Alpha-fetoprotein up-regulated the expression of c-Src in hepatoma cells is PTEN/AKT signaling pathway dependent or independent.

Abstract

e21061 Background: The evidences indicated that alpha-fetoprotein (AFP) harbors a function to promote the proliferation of hepatoma cells, but the role of AFP regulates the expression of oncogenes was unclear. The present study explored the effects of AFP on the expression of c-Src in human hepatoma cells.

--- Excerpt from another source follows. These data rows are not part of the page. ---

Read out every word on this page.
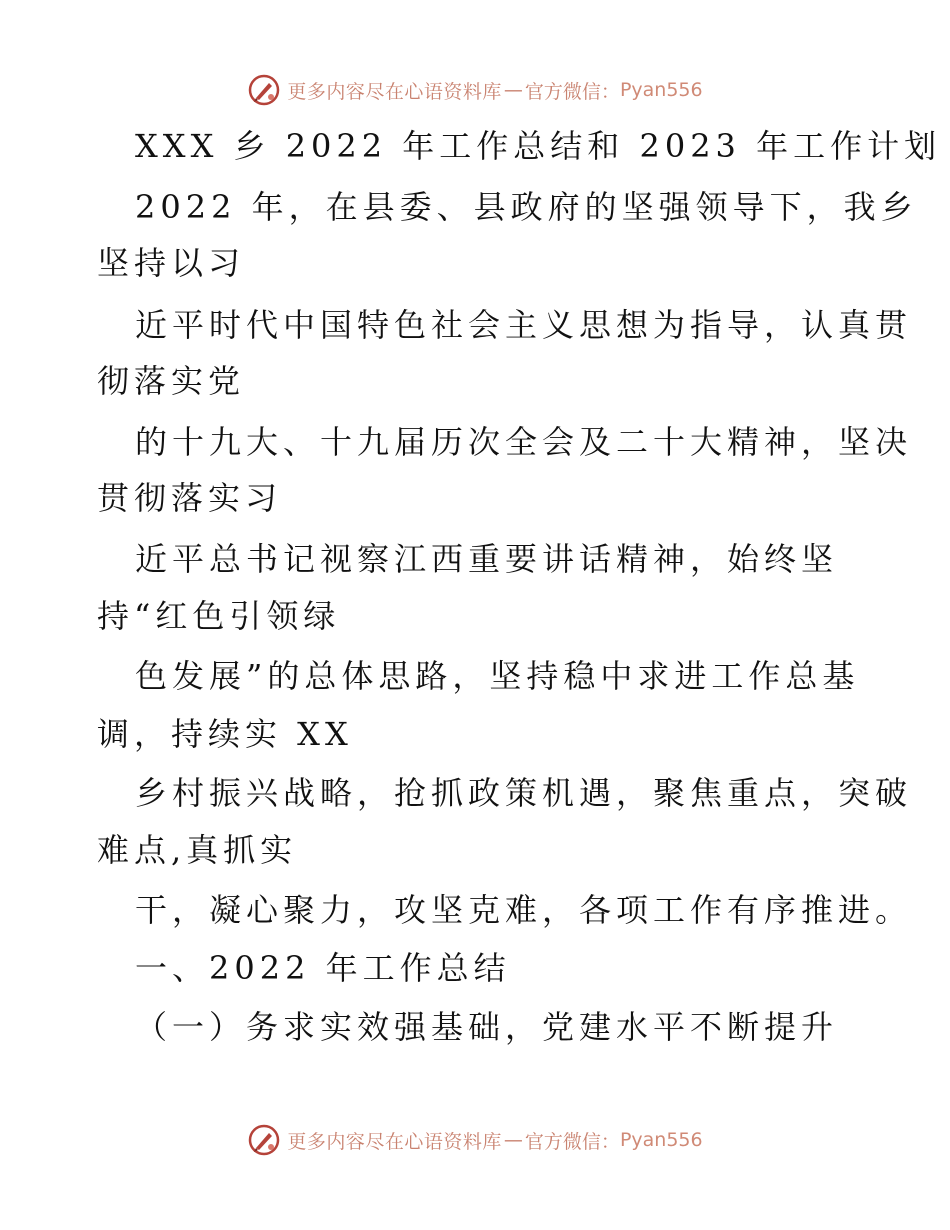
更多内容尽在心语资料库 — 官方微信： Pyan556
XXX 乡 2022 年工作总结和 2023 年工作计划
2022 年，在县委、县政府的坚强领导下，我乡
坚持以习
近平时代中国特色社会主义思想为指导，认真贯
彻落实党
的十九大、十九届历次全会及二十大精神，坚决
贯彻落实习
近平总书记视察江西重要讲话精神，始终坚
持“红色引领绿
色发展”的总体思路，坚持稳中求进工作总基
调，持续实 XX
乡村振兴战略，抢抓政策机遇，聚焦重点，突破
难点,真抓实
干，凝心聚力，攻坚克难，各项工作有序推进。
一、2022 年工作总结
（一）务求实效强基础，党建水平不断提升
更多内容尽在心语资料库 — 官方微信： Pyan556
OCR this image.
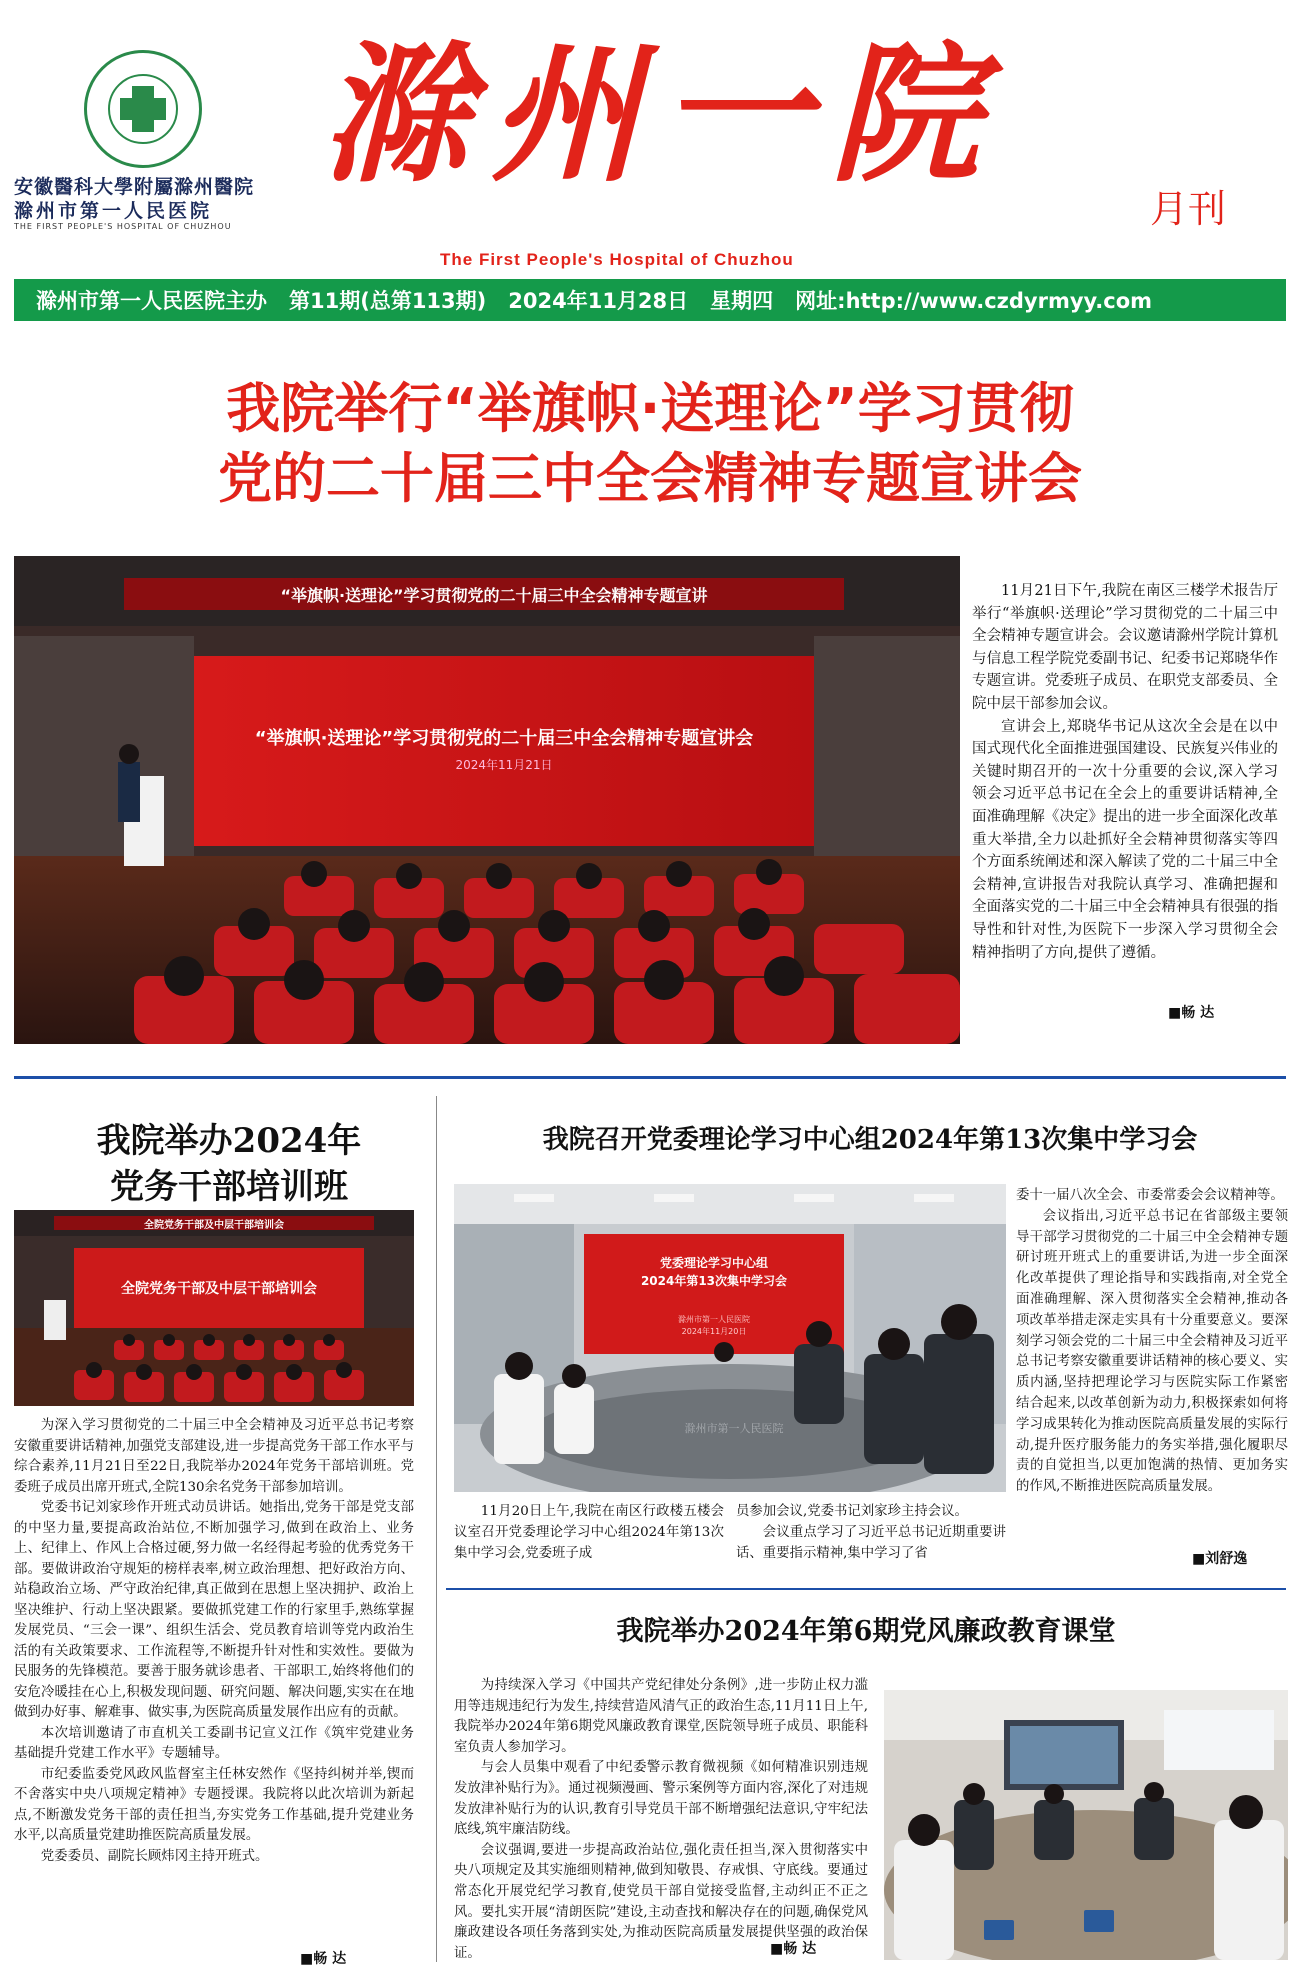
安徽醫科大學附屬滁州醫院
滁州市第一人民医院
THE FIRST PEOPLE'S HOSPITAL OF CHUZHOU
滁州一院
月刊
The First People's Hospital of Chuzhou
滁州市第一人民医院主办 第11期(总第113期) 2024年11月28日 星期四 网址:http://www.czdyrmyy.com
我院举行“举旗帜·送理论”学习贯彻
党的二十届三中全会精神专题宣讲会
“举旗帜·送理论”学习贯彻党的二十届三中全会精神专题宣讲
“举旗帜·送理论”学习贯彻党的二十届三中全会精神专题宣讲会
2024年11月21日

11月21日下午,我院在南区三楼学术报告厅举行“举旗帜·送理论”学习贯彻党的二十届三中全会精神专题宣讲会。会议邀请滁州学院计算机与信息工程学院党委副书记、纪委书记郑晓华作专题宣讲。党委班子成员、在职党支部委员、全院中层干部参加会议。

宣讲会上,郑晓华书记从这次全会是在以中国式现代化全面推进强国建设、民族复兴伟业的关键时期召开的一次十分重要的会议,深入学习领会习近平总书记在全会上的重要讲话精神,全面准确理解《决定》提出的进一步全面深化改革重大举措,全力以赴抓好全会精神贯彻落实等四个方面系统阐述和深入解读了党的二十届三中全会精神,宣讲报告对我院认真学习、准确把握和全面落实党的二十届三中全会精神具有很强的指导性和针对性,为医院下一步深入学习贯彻全会精神指明了方向,提供了遵循。

■畅 达
我院举办2024年
党务干部培训班
全院党务干部及中层干部培训会
全院党务干部及中层干部培训会

为深入学习贯彻党的二十届三中全会精神及习近平总书记考察安徽重要讲话精神,加强党支部建设,进一步提高党务干部工作水平与综合素养,11月21日至22日,我院举办2024年党务干部培训班。党委班子成员出席开班式,全院130余名党务干部参加培训。

党委书记刘家珍作开班式动员讲话。她指出,党务干部是党支部的中坚力量,要提高政治站位,不断加强学习,做到在政治上、业务上、纪律上、作风上合格过硬,努力做一名经得起考验的优秀党务干部。要做讲政治守规矩的榜样表率,树立政治理想、把好政治方向、站稳政治立场、严守政治纪律,真正做到在思想上坚决拥护、政治上坚决维护、行动上坚决跟紧。要做抓党建工作的行家里手,熟练掌握发展党员、“三会一课”、组织生活会、党员教育培训等党内政治生活的有关政策要求、工作流程等,不断提升针对性和实效性。要做为民服务的先锋模范。要善于服务就诊患者、干部职工,始终将他们的安危冷暖挂在心上,积极发现问题、研究问题、解决问题,实实在在地做到办好事、解难事、做实事,为医院高质量发展作出应有的贡献。

本次培训邀请了市直机关工委副书记宣义江作《筑牢党建业务基础提升党建工作水平》专题辅导。

市纪委监委党风政风监督室主任林安然作《坚持纠树并举,锲而不舍落实中央八项规定精神》专题授课。我院将以此次培训为新起点,不断激发党务干部的责任担当,夯实党务工作基础,提升党建业务水平,以高质量党建助推医院高质量发展。

党委委员、副院长顾炜冈主持开班式。

■畅 达
我院召开党委理论学习中心组2024年第13次集中学习会
党委理论学习中心组
2024年第13次集中学习会
滁州市第一人民医院
2024年11月20日
滁州市第一人民医院

委十一届八次全会、市委常委会会议精神等。

会议指出,习近平总书记在省部级主要领导干部学习贯彻党的二十届三中全会精神专题研讨班开班式上的重要讲话,为进一步全面深化改革提供了理论指导和实践指南,对全党全面准确理解、深入贯彻落实全会精神,推动各项改革举措走深走实具有十分重要意义。要深刻学习领会党的二十届三中全会精神及习近平总书记考察安徽重要讲话精神的核心要义、实质内涵,坚持把理论学习与医院实际工作紧密结合起来,以改革创新为动力,积极探索如何将学习成果转化为推动医院高质量发展的实际行动,提升医疗服务能力的务实举措,强化履职尽责的自觉担当,以更加饱满的热情、更加务实的作风,不断推进医院高质量发展。

11月20日上午,我院在南区行政楼五楼会议室召开党委理论学习中心组2024年第13次集中学习会,党委班子成

员参加会议,党委书记刘家珍主持会议。

会议重点学习了习近平总书记近期重要讲话、重要指示精神,集中学习了省	■刘舒逸
我院举办2024年第6期党风廉政教育课堂

为持续深入学习《中国共产党纪律处分条例》,进一步防止权力滥用等违规违纪行为发生,持续营造风清气正的政治生态,11月11日上午,我院举办2024年第6期党风廉政教育课堂,医院领导班子成员、职能科室负责人参加学习。

与会人员集中观看了中纪委警示教育微视频《如何精准识别违规发放津补贴行为》。通过视频漫画、警示案例等方面内容,深化了对违规发放津补贴行为的认识,教育引导党员干部不断增强纪法意识,守牢纪法底线,筑牢廉洁防线。

会议强调,要进一步提高政治站位,强化责任担当,深入贯彻落实中央八项规定及其实施细则精神,做到知敬畏、存戒惧、守底线。要通过常态化开展党纪学习教育,使党员干部自觉接受监督,主动纠正不正之风。要扎实开展“清朗医院”建设,主动查找和解决存在的问题,确保党风廉政建设各项任务落到实处,为推动医院高质量发展提供坚强的政治保证。	■畅 达
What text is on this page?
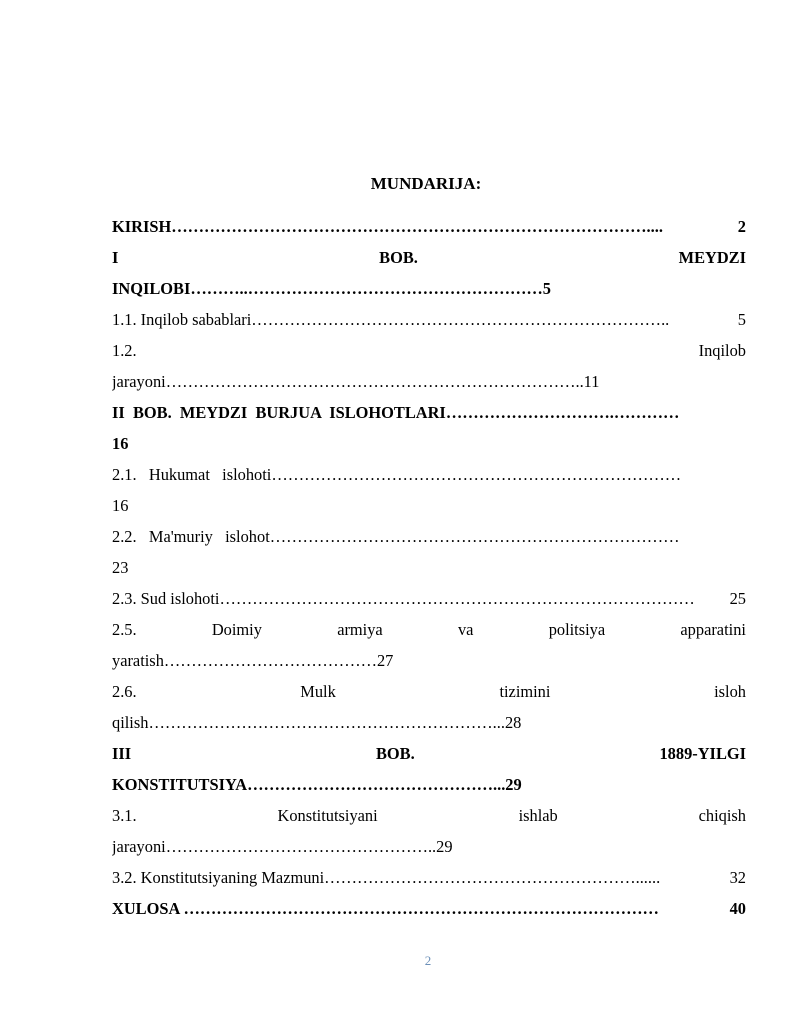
MUNDARIJA:
KIRISH ……………………………………………………………………………....	2
I	BOB.	MEYDZI
INQILOBI………..………………………………………………5
1.1. Inqilob sabablari …………………………………………………………………..	5
1.2.	Inqilob
jarayoni…………………………………………………………………..11
II  BOB.  MEYDZI  BURJUA  ISLOHOTLARI ………………………….…………
16
2.1.   Hukumat   islohoti …………………………………………………………………
16
2.2.   Ma'muriy   islohot …………………………………………………………………
23
2.3. Sud islohoti ……………………………………………………………………………	25
2.5.	Doimiy	armiya	va	politsiya	apparatini
yaratish…………………………………27
2.6.	Mulk	tizimini	isloh
qilish………………………………………………………...28
III	BOB.	1889-YILGI
KONSTITUTSIYA………………………………………...29
3.1.	Konstitutsiyani	ishlab	chiqish
jarayoni…………………………………………..29
3.2. Konstitutsiyaning Mazmuni …………………………………………………......	32
XULOSA ……………………………………………………………………………	40
2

Methods: Human hepatoma cells line, Bel 7402 and HepG2 (AFP-producing), or HLE (non-AFP-producing) were selected for performing the investigation; Constructed siRNA vector to knockdown the expression of AFP or PTEN, and full length cDNA of AFP gene was inserted into pcDNA3.1 vector (named pcDNA3.1-afp) for the expression of AFP; The expression of Src and AKT (phosphorylation of AKT Ser473) were measured by Western blot; Interaction of AFP with PTEN was analyzed by co- immunoprecipitation (Co-IP); Chromatin immunoprecipitation (ChIP) were applied to investigate the interaction of AFP with Src gene promoter. Results: Co-IP indicated that AFP has a property to interact with PTEN in Bel 7402 or HepG2 cells, and the same effect also showed when HLE cells were transfected with pcDNA3.1-afp; The expression of AKT Ser473 phosphorylated and Src were decreased concomitant with blocked the expression of AFP by siRNA-AFP in Bel 7402 or HepG2 cells, but HLE cells was transfected with pcDNA3.1-afp could enhance the expression of AKT Ser473 phosphorylated and Src, while co-treatment with Ly294002, the expression of Src was partial inhibited. Cotransfected siRNA-PTEN with pcDNA3.1-afp into HLE cells revealed the expression of Src was promoted, and Ly294002 could also partial repress this effect. ChIP analyzed indicated that AFP was able to interact with promoter of src. Conclusions: AFP has a characteristic to stimulate the expression of Src in hepatoma cells, these were first evidences to show that AFP up-regulated the expression of Src through activating the transducation of PTEN/AKT signaling pathway or directed binding to the promoter of src. No significant financial relationships to disclose.